Winterinzing Your Sawmill

winterizing your sawmill

It’s that time of year again, when I go out into the freezing night with a flashlight to drain the radiator and block of the old Ford tractor.  Once again, I had put off putting antifreeze in it until the last minute. The first freeze, which had only been in the forecast for the last week, took me by surprise.  Fortunately, my sawmill is powered by an air-cooled Briggs and Stratton engine, so getting it ready for winter could wait for daylight.

There are several things you can do to prepare your portable sawmill for frigid weather.

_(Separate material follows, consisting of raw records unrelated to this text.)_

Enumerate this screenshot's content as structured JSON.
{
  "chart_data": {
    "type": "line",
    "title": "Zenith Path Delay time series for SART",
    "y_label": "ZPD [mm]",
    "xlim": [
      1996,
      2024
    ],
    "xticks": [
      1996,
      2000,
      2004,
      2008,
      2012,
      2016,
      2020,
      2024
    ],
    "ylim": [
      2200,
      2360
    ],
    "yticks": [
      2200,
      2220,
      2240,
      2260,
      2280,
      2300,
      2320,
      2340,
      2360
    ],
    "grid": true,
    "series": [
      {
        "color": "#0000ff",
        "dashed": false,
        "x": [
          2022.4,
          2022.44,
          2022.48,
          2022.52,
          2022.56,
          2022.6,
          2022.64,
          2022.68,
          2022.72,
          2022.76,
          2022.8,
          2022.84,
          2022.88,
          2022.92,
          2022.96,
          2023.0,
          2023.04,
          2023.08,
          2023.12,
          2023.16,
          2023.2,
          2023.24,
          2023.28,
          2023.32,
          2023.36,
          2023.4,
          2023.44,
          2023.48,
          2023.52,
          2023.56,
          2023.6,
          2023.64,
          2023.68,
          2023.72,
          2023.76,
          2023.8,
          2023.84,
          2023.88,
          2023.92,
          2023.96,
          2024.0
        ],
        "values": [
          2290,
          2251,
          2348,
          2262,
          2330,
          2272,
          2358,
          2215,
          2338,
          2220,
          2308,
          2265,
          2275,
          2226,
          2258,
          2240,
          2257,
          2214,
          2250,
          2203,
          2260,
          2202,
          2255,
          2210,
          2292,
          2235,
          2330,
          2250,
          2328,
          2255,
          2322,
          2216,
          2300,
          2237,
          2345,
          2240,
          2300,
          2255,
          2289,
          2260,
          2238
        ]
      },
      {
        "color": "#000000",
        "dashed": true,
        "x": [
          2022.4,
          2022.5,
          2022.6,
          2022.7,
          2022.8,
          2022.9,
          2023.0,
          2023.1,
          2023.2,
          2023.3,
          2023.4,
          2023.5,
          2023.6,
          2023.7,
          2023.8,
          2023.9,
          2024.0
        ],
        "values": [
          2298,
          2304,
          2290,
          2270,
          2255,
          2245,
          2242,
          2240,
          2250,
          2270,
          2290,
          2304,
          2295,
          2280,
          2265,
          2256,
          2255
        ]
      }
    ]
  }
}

  • Change your engine oil to a lower viscosity, such as 5-30.
  • While the oil is draining, change the spark plugs and check the drive belts.
  • If you’ll be cutting frozen wood, consider using 3/4″ pitch band saw blades, which are designed for tough and frozen wood.
  • Don’t forget your blade coolant. A mixture of windshield wiper antifreeze with the water will keep it flowing freely.

Even if you don’t plan to cut in the winter, there are a few things you can do to “mothball” the system until the spring.

  • Drain the fuel line.  If possible, run some ethanol-free gasoline through the system and run the engine until the fuel runs out.  When ethanol in fuel dries out, it leaves a residue that can clog the carburetor.
  • Remove the battery and bring it into the house or shop where it will stay warm.
  • Drain the water lubrication system.
  • Remove the blade.
  • If the sawmill is not in a shed, put a tarp over the carriage and secure it so the wind doesn’t blow it off.
  • Tie or lock down the carriage so it will not roll on the track.
  • Cut up and split the slab pile for your winter supply of firewood

If anyone has any other tips about winterizing a sawmill, we’d love to hear about them!